The effects of the method of the present invention explained above are summarized as follows.

(1) Since heat is recovered from high-temperature coke oven gas in the spouted bed cooler 7, tar, pinch, etc. in the gas condense on the surface of the heat carrier particles 28, and carbonize while the particles 28 descend. Furthermore, the particles 2B are prevented from peeling off due to collisions with each other and adhering to the heat exchange water pipe 25, thereby increasing the heat exchange efficiency of the spouted bed cooler 7 (in the spouted bed cooler 7, the particles 2B are separated from each other and attached to the heat exchange water pipe 25). It has been confirmed through experiments that it is possible to recover high-pressure steam as described above.) Furthermore, the heating medium particles 28 are self-regenerating, and extraction and regeneration are not necessary.

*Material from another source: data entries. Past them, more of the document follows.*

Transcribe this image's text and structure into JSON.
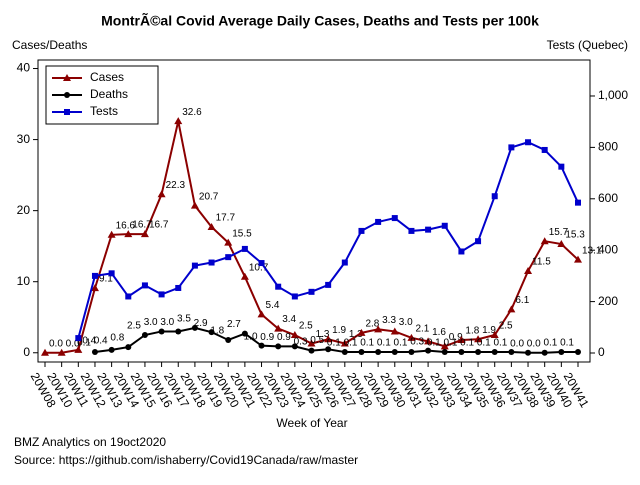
{
  "chart_data": {
    "type": "line",
    "title": "MontrÃ©al Covid Average Daily Cases, Deaths and Tests per 100k",
    "ylabel": "Cases/Deaths",
    "y2label": "Tests (Quebec)",
    "xlabel": "Week of Year",
    "footnotes": [
      "BMZ Analytics on 19oct2020",
      "Source: https://github.com/ishaberry/Covid19Canada/raw/master"
    ],
    "categories": [
      "20W08",
      "20W10",
      "20W11",
      "20W12",
      "20W13",
      "20W14",
      "20W15",
      "20W16",
      "20W17",
      "20W18",
      "20W19",
      "20W20",
      "20W21",
      "20W22",
      "20W23",
      "20W24",
      "20W25",
      "20W26",
      "20W27",
      "20W28",
      "20W29",
      "20W30",
      "20W31",
      "20W32",
      "20W33",
      "20W34",
      "20W35",
      "20W36",
      "20W37",
      "20W38",
      "20W39",
      "20W40",
      "20W41"
    ],
    "series": [
      {
        "name": "Cases",
        "color": "#8b0000",
        "marker": "triangle",
        "values": [
          0,
          0,
          0.4,
          9.1,
          16.6,
          16.7,
          16.7,
          22.3,
          32.6,
          20.7,
          17.7,
          15.5,
          10.7,
          5.4,
          3.4,
          2.5,
          1.3,
          1.9,
          1.3,
          2.8,
          3.3,
          3,
          2.1,
          1.6,
          0.9,
          1.8,
          1.9,
          2.5,
          6.1,
          11.5,
          15.7,
          15.3,
          13.1
        ],
        "value_labels": [
          "0.0",
          "0.0",
          "0.4",
          "9.1",
          "16.6",
          "16.7",
          "16.7",
          "22.3",
          "32.6",
          "20.7",
          "17.7",
          "15.5",
          "10.7",
          "5.4",
          "3.4",
          "2.5",
          "1.3",
          "1.9",
          "1.3",
          "2.8",
          "3.3",
          "3.0",
          "2.1",
          "1.6",
          "0.9",
          "1.8",
          "1.9",
          "2.5",
          "6.1",
          "11.5",
          "15.7",
          "15.3",
          "13.1"
        ]
      },
      {
        "name": "Deaths",
        "color": "#000000",
        "marker": "circle",
        "values": [
          null,
          null,
          null,
          0.1,
          0.4,
          0.8,
          2.5,
          3,
          3,
          3.5,
          2.9,
          1.8,
          2.7,
          1,
          0.9,
          0.9,
          0.3,
          0.5,
          0.1,
          0.1,
          0.1,
          0.1,
          0.1,
          0.3,
          0.1,
          0.1,
          0.1,
          0.1,
          0.1,
          0,
          0,
          0.1,
          0.1
        ],
        "value_labels": [
          null,
          null,
          null,
          "0.1",
          "0.4",
          "0.8",
          "2.5",
          "3.0",
          "3.0",
          "3.5",
          "2.9",
          "1.8",
          "2.7",
          "1.0",
          "0.9",
          "0.9",
          "0.3",
          "0.5",
          "0.1",
          "0.1",
          "0.1",
          "0.1",
          "0.1",
          "0.3",
          "0.1",
          "0.1",
          "0.1",
          "0.1",
          "0.1",
          "0.0",
          "0.0",
          "0.1",
          "0.1"
        ]
      },
      {
        "name": "Tests",
        "color": "#0000cc",
        "marker": "square",
        "axis": "y2",
        "values": [
          null,
          null,
          58,
          300,
          310,
          220,
          263,
          228,
          253,
          340,
          352,
          373,
          405,
          350,
          258,
          220,
          238,
          265,
          352,
          475,
          510,
          525,
          475,
          480,
          495,
          395,
          435,
          610,
          800,
          820,
          790,
          725,
          585
        ]
      }
    ],
    "ylim": [
      -1.3,
      41.2
    ],
    "yticks": [
      0,
      10,
      20,
      30,
      40
    ],
    "y2lim": [
      -35,
      1140
    ],
    "y2ticks": [
      0,
      200,
      400,
      600,
      800,
      {
        "value": 1000,
        "label": "1,000"
      }
    ],
    "legend": "upper left"
  }
}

i21 No need to handle large amounts of condensed tar.

(3) Equipment to prevent tar solidification when coke oven gas introduction is interrupted for decoking gas piping or boiler inspection, etc.
For a certain amount of time, there is no need for equipment to remove the tar that increases during heat recovery operation, and the ancillary equipment can be simplified.

(4) It is easy and safe to drive. When using a wet wall cooler, it is necessary to switch the line to pass hot air through the bypass line of the wet wall cooler during preheating operation at startup or decoking operation, but in the case of the present invention, preheating, decoking The operation time is the same as that during normal heat recovery, and steam recovery can also be performed during decoking.

[Brief explanation of drawings]

1 and 3 are flows showing one embodiment of the method of the present invention, and FIG. 2 is a diagram showing the configuration of a spouted bed cooler used in the method of the present invention. Sub-agents 1) Meifuku agent Ryo Hagiwara -

Claims (1)

[Claims] 1. A method for recovering heat from coke oven crude gas, which comprises collecting the coke oven crude gas in a gas collection pipe and then recovering the sensible heat of the gas using only a spouted bed turf heat exchanger.